Orange-Osceola State Attorney Monique Worrell announced Friday that she is not charging the six protesters arrested last year for chalking the crosswalk at the Pulse massacre site in Orlando.
State workers had painted over the rainbow colors put there previously by the Florida Department of Transportation. The crosswalk honored the memory of the 49 people killed in a mass shooting at the LBGTQ+ nightclub in June 2016.
The protesters were arrested on three different occasions by Florida Highway Patrol troopers on felony criminal mischief for allegedly interfering with a traffic control device and causing more than $1,000 dollars in damage.
"The evidence did not support these charges, and it didn't even come close," Worrell said during a press conference. "And this office will not use the power of prosecution as an instrument of political enforcement, not against this community, not against anyone."
Worrell said two senior attorneys with her office spent a hundred hours working on the unprecedented cases. They found selective arrests, uncooperative troopers and state agencies, and no actual damage or defacement from the chalk.
"There is also a First Amendment problem that would shadow any prosecution, even if the other elements could be satisfied," Worrell added. "This conduct occurred at a recognized memorial site, used a medium chalk that is temporary and non-damaging, and took place in a traditional public forum. A prosecution that survived the damage and defacement arguments would almost certainly not survive constitutional scrutiny."

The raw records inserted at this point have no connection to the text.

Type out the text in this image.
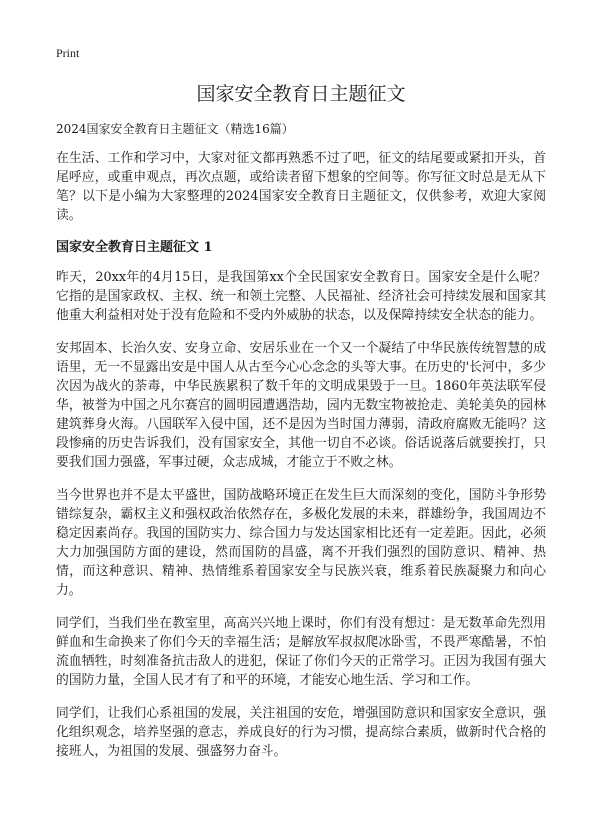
Print
国家安全教育日主题征文

2024国家安全教育日主题征文（精选16篇）

在生活、工作和学习中，大家对征文都再熟悉不过了吧，征文的结尾要或紧扣开头，首尾呼应，或重申观点，再次点题，或给读者留下想象的空间等。你写征文时总是无从下笔？以下是小编为大家整理的2024国家安全教育日主题征文，仅供参考，欢迎大家阅读。

国家安全教育日主题征文 1

昨天，20xx年的4月15日，是我国第xx个全民国家安全教育日。国家安全是什么呢？它指的是国家政权、主权、统一和领土完整、人民福祉、经济社会可持续发展和国家其他重大利益相对处于没有危险和不受内外威胁的状态，以及保障持续安全状态的能力。

安邦固本、长治久安、安身立命、安居乐业在一个又一个凝结了中华民族传统智慧的成语里，无一不显露出安是中国人从古至今心心念念的头等大事。在历史的'长河中，多少次因为战火的荼毒，中华民族累积了数千年的文明成果毁于一旦。1860年英法联军侵华，被誉为中国之凡尔赛宫的圆明园遭遇浩劫，园内无数宝物被抢走、美轮美奂的园林建筑葬身火海。八国联军入侵中国，还不是因为当时国力薄弱，清政府腐败无能吗？这段惨痛的历史告诉我们，没有国家安全，其他一切自不必谈。俗话说落后就要挨打，只要我们国力强盛，军事过硬，众志成城，才能立于不败之林。

当今世界也并不是太平盛世，国防战略环境正在发生巨大而深刻的变化，国防斗争形势错综复杂，霸权主义和强权政治依然存在，多极化发展的未来，群雄纷争，我国周边不稳定因素尚存。我国的国防实力、综合国力与发达国家相比还有一定差距。因此，必须大力加强国防方面的建设，然而国防的昌盛，离不开我们强烈的国防意识、精神、热情，而这种意识、精神、热情维系着国家安全与民族兴衰，维系着民族凝聚力和向心力。

同学们，当我们坐在教室里，高高兴兴地上课时，你们有没有想过：是无数革命先烈用鲜血和生命换来了你们今天的幸福生活；是解放军叔叔爬冰卧雪，不畏严寒酷暑，不怕流血牺牲，时刻准备抗击敌人的进犯，保证了你们今天的正常学习。正因为我国有强大的国防力量，全国人民才有了和平的环境，才能安心地生活、学习和工作。

同学们，让我们心系祖国的发展，关注祖国的安危，增强国防意识和国家安全意识，强化组织观念，培养坚强的意志，养成良好的行为习惯，提高综合素质，做新时代合格的接班人，为祖国的发展、强盛努力奋斗。
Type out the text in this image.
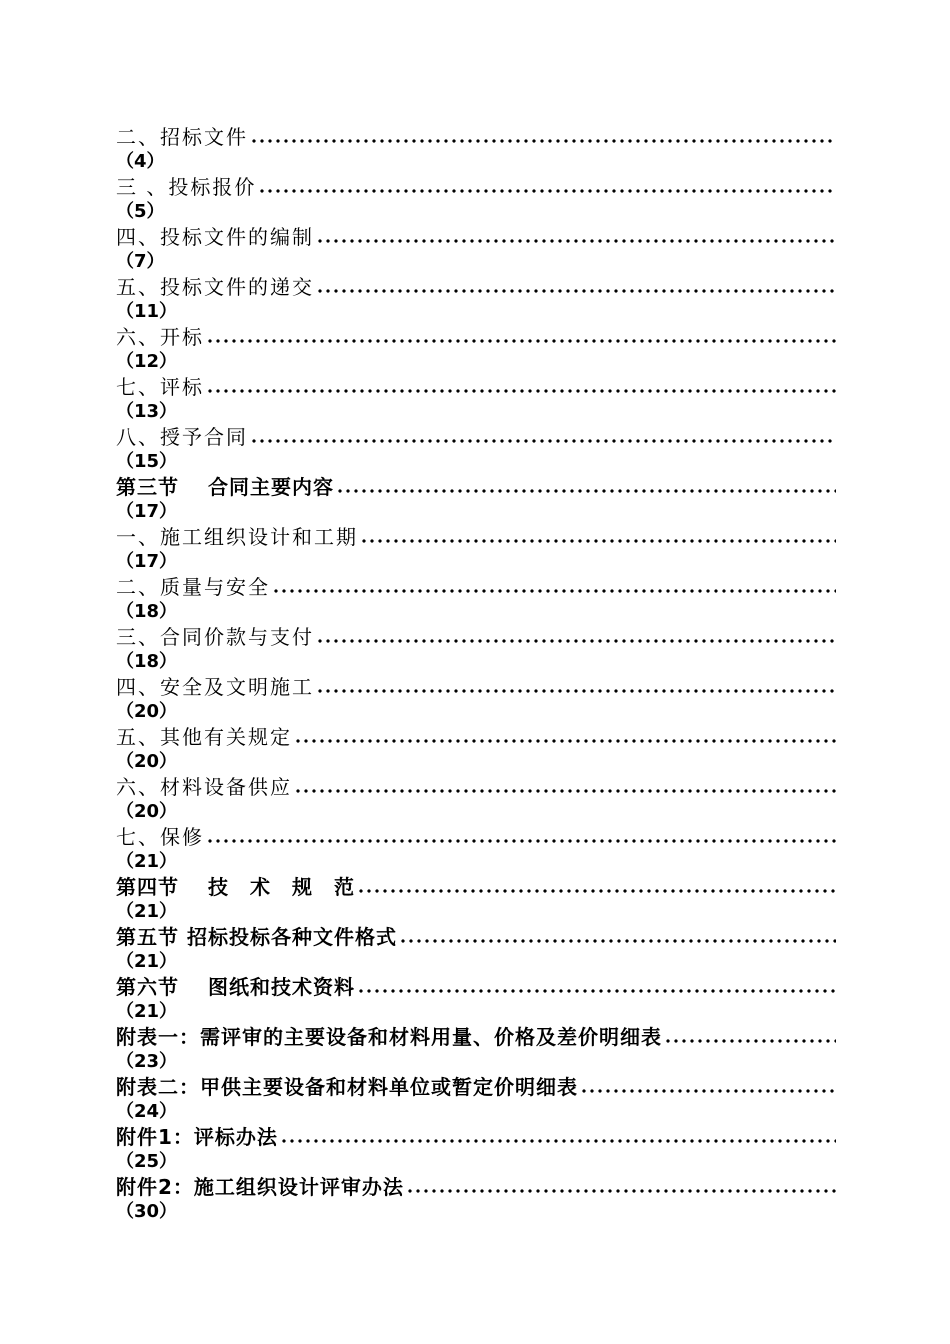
二、招标文件
（4）
三 、投标报价
（5）
四、投标文件的编制
（7）
五、投标文件的递交
（11）
六、开标
（12）
七、评标
（13）
八、授予合同
（15）
第三节　 合同主要内容
（17）
一、施工组织设计和工期
（17）
二、质量与安全
（18）
三、合同价款与支付
（18）
四、安全及文明施工
（20）
五、其他有关规定
（20）
六、材料设备供应
（20）
七、保修
（21）
第四节　 技　术　规　范
（21）
第五节 招标投标各种文件格式
（21）
第六节　 图纸和技术资料
（21）
附表一：需评审的主要设备和材料用量、价格及差价明细表
（23）
附表二：甲供主要设备和材料单位或暂定价明细表
（24）
附件1：评标办法
（25）
附件2：施工组织设计评审办法
（30）
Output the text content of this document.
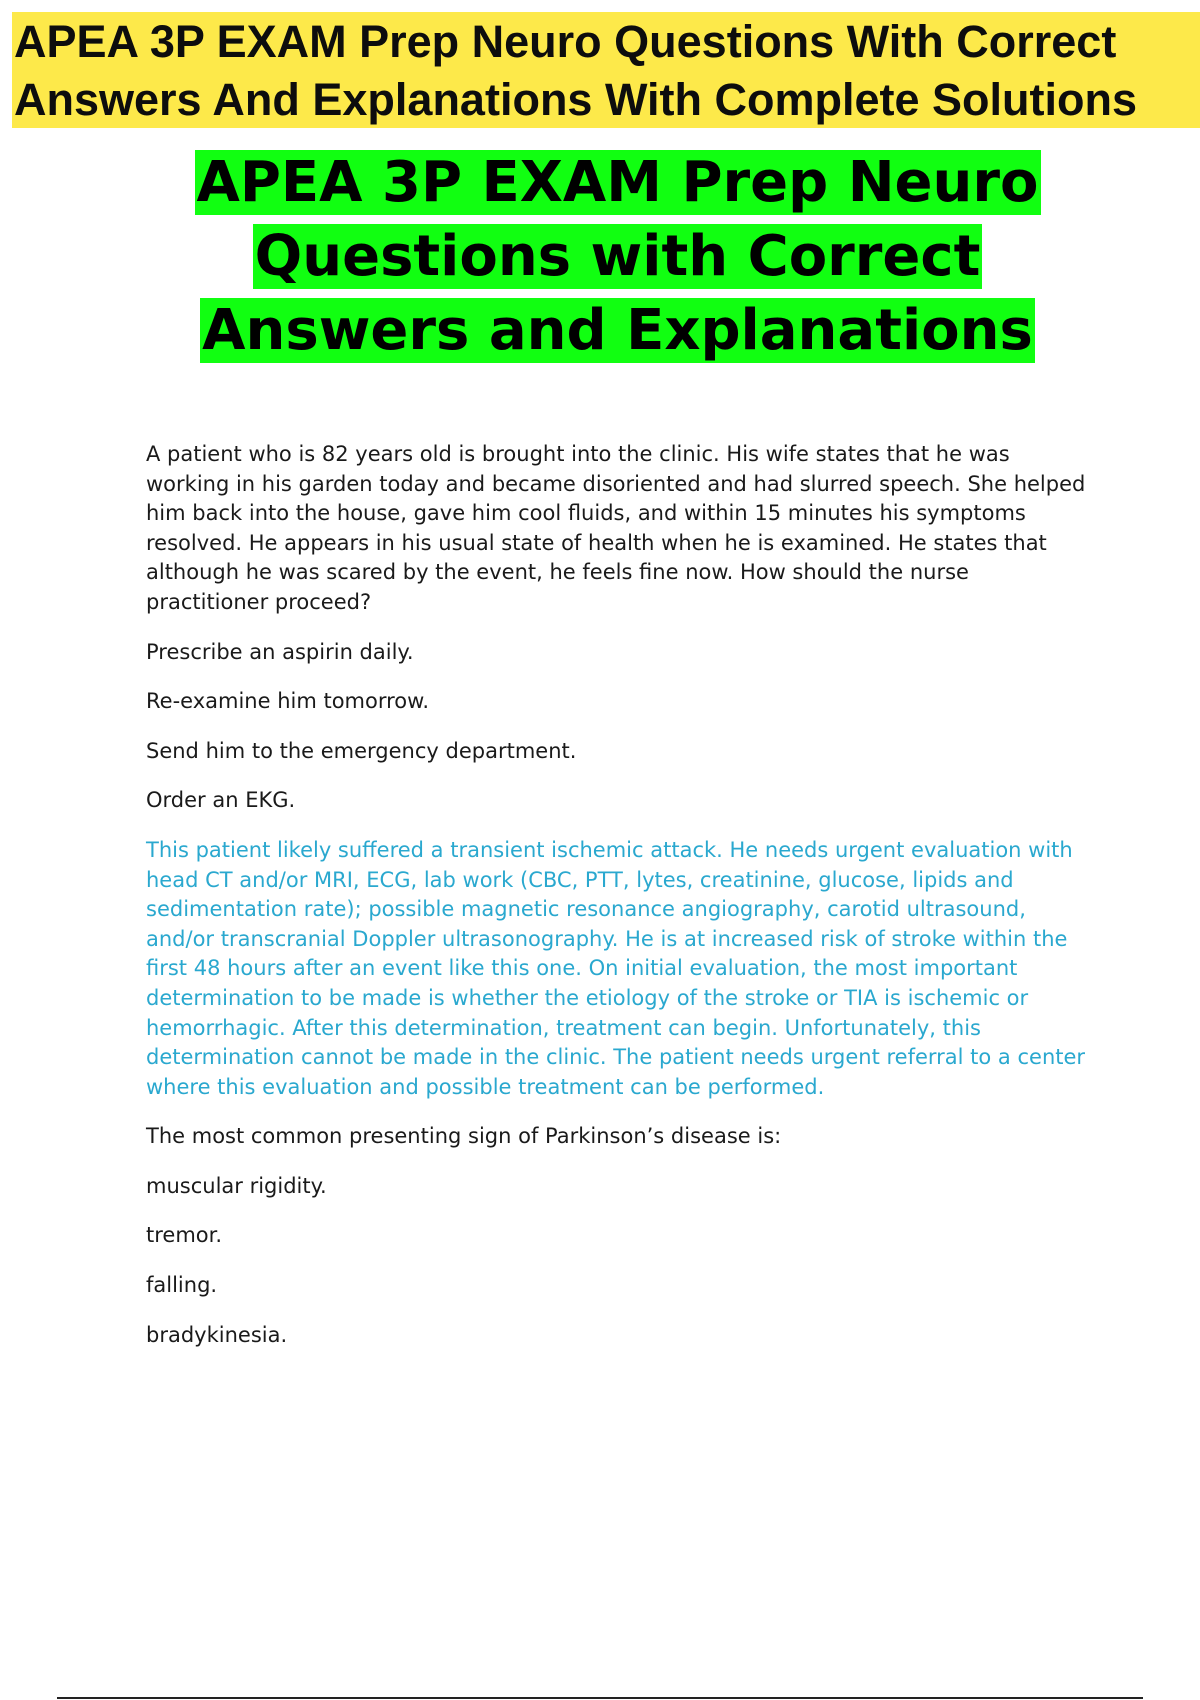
APEA 3P EXAM Prep Neuro Questions With Correct
Answers And Explanations With Complete Solutions
APEA 3P EXAM Prep Neuro
Questions with Correct
Answers and Explanations

A patient who is 82 years old is brought into the clinic. His wife states that he was working in his garden today and became disoriented and had slurred speech. She helped him back into the house, gave him cool fluids, and within 15 minutes his symptoms resolved. He appears in his usual state of health when he is examined. He states that although he was scared by the event, he feels fine now. How should the nurse practitioner proceed?

Prescribe an aspirin daily.

Re-examine him tomorrow.

Send him to the emergency department.

Order an EKG.

This patient likely suffered a transient ischemic attack. He needs urgent evaluation with head CT and/or MRI, ECG, lab work (CBC, PTT, lytes, creatinine, glucose, lipids and sedimentation rate); possible magnetic resonance angiography, carotid ultrasound, and/or transcranial Doppler ultrasonography. He is at increased risk of stroke within the first 48 hours after an event like this one. On initial evaluation, the most important determination to be made is whether the etiology of the stroke or TIA is ischemic or hemorrhagic. After this determination, treatment can begin. Unfortunately, this determination cannot be made in the clinic. The patient needs urgent referral to a center where this evaluation and possible treatment can be performed.

The most common presenting sign of Parkinson’s disease is:

muscular rigidity.

tremor.

falling.

bradykinesia.
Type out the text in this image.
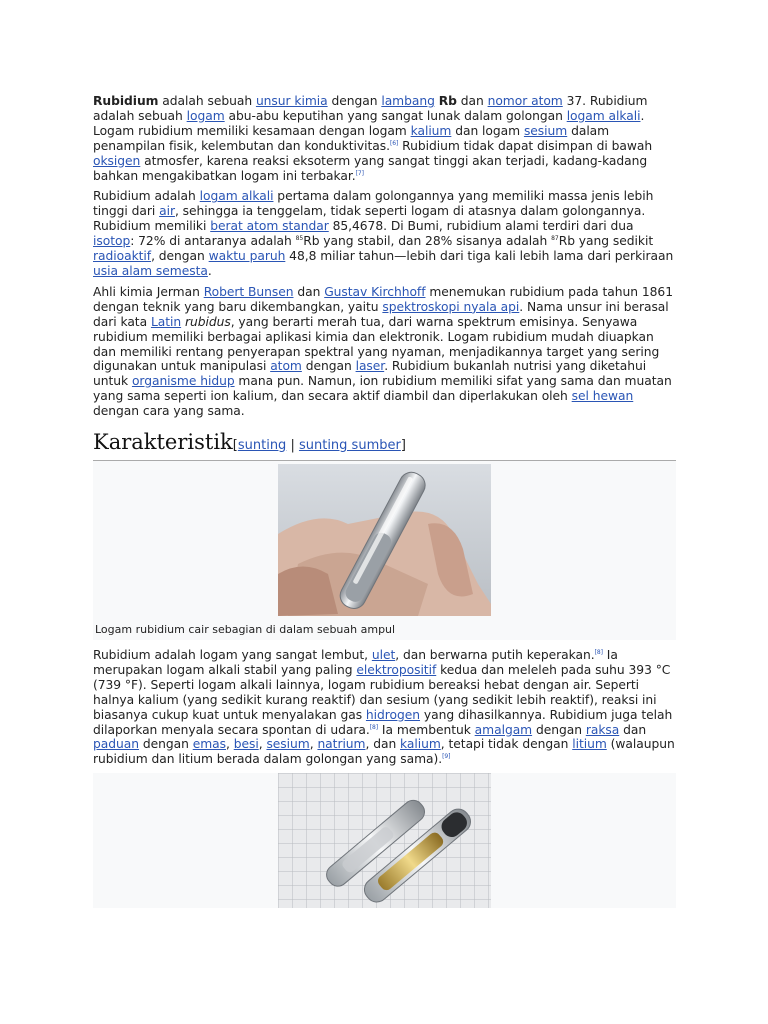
Rubidium adalah sebuah unsur kimia dengan lambang Rb dan nomor atom 37. Rubidium adalah sebuah logam abu-abu keputihan yang sangat lunak dalam golongan logam alkali. Logam rubidium memiliki kesamaan dengan logam kalium dan logam sesium dalam penampilan fisik, kelembutan dan konduktivitas.[6] Rubidium tidak dapat disimpan di bawah oksigen atmosfer, karena reaksi eksoterm yang sangat tinggi akan terjadi, kadang-kadang bahkan mengakibatkan logam ini terbakar.[7]

Rubidium adalah logam alkali pertama dalam golongannya yang memiliki massa jenis lebih tinggi dari air, sehingga ia tenggelam, tidak seperti logam di atasnya dalam golongannya. Rubidium memiliki berat atom standar 85,4678. Di Bumi, rubidium alami terdiri dari dua isotop: 72% di antaranya adalah $^{85}$Rb yang stabil, dan 28% sisanya adalah $^{87}$Rb yang sedikit radioaktif, dengan waktu paruh 48,8 miliar tahun—lebih dari tiga kali lebih lama dari perkiraan usia alam semesta.

Ahli kimia Jerman Robert Bunsen dan Gustav Kirchhoff menemukan rubidium pada tahun 1861 dengan teknik yang baru dikembangkan, yaitu spektroskopi nyala api. Nama unsur ini berasal dari kata Latin rubidus, yang berarti merah tua, dari warna spektrum emisinya. Senyawa rubidium memiliki berbagai aplikasi kimia dan elektronik. Logam rubidium mudah diuapkan dan memiliki rentang penyerapan spektral yang nyaman, menjadikannya target yang sering digunakan untuk manipulasi atom dengan laser. Rubidium bukanlah nutrisi yang diketahui untuk organisme hidup mana pun. Namun, ion rubidium memiliki sifat yang sama dan muatan yang sama seperti ion kalium, dan secara aktif diambil dan diperlakukan oleh sel hewan dengan cara yang sama.

Karakteristik[sunting | sunting sumber]
Logam rubidium cair sebagian di dalam sebuah ampul

Rubidium adalah logam yang sangat lembut, ulet, dan berwarna putih keperakan.[8] Ia merupakan logam alkali stabil yang paling elektropositif kedua dan meleleh pada suhu 393 °C (739 °F). Seperti logam alkali lainnya, logam rubidium bereaksi hebat dengan air. Seperti halnya kalium (yang sedikit kurang reaktif) dan sesium (yang sedikit lebih reaktif), reaksi ini biasanya cukup kuat untuk menyalakan gas hidrogen yang dihasilkannya. Rubidium juga telah dilaporkan menyala secara spontan di udara.[8] Ia membentuk amalgam dengan raksa dan paduan dengan emas, besi, sesium, natrium, dan kalium, tetapi tidak dengan litium (walaupun rubidium dan litium berada dalam golongan yang sama).[9]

That was not her reason for declining to charge, Worrell said, "but is part of the full picture my prosecutors were required to consider."
She said questions remain about the arrests themselves and the state of Florida''s decision to erase the LGBTQ+ symbol.
"The cases are closed," she said. "The questions are not."
'A sigh of relief'
Twenty-eight-year-old James Houchins was one of two men arrested in November.
The pending felony charge complicated his life, Houchins said. He lost the place where he was living and his contract jobs like driving for Uber.
His accounts were suspended, Houchins said. "You don't have time to explain that it's just for chalk. All they see is a pending felony for criminal mischief with damage greater than $1,000 and you're done."
Friday's decision brings "a sigh of relief," he said. "And I think this is a win for the whole community to show that, you know, come back out, chalk, stand up. And, I mean, personally, our little group, we're not going to stop. We've been at it for 246 days, and ... I mean, until they come back and paint it, we're not going to stop chalking."
Democratic State Sen. Carlos Guillermo Smith was at the State Attorney's Office for the press conference.
The situation at Pulse -- the removal of the rainbow crosswalk and the arrests -- was "wrong in so many ways," Smith said.
"It's just really unfortunate," he said, "that this is where our politics is, that we have an administration that decided that they were going to weaponize something that was sacred."
Emails seeking comment from Gov. Ron DeSantis's office and the Florida Highway Patrol had not been answered as of Friday afternoon.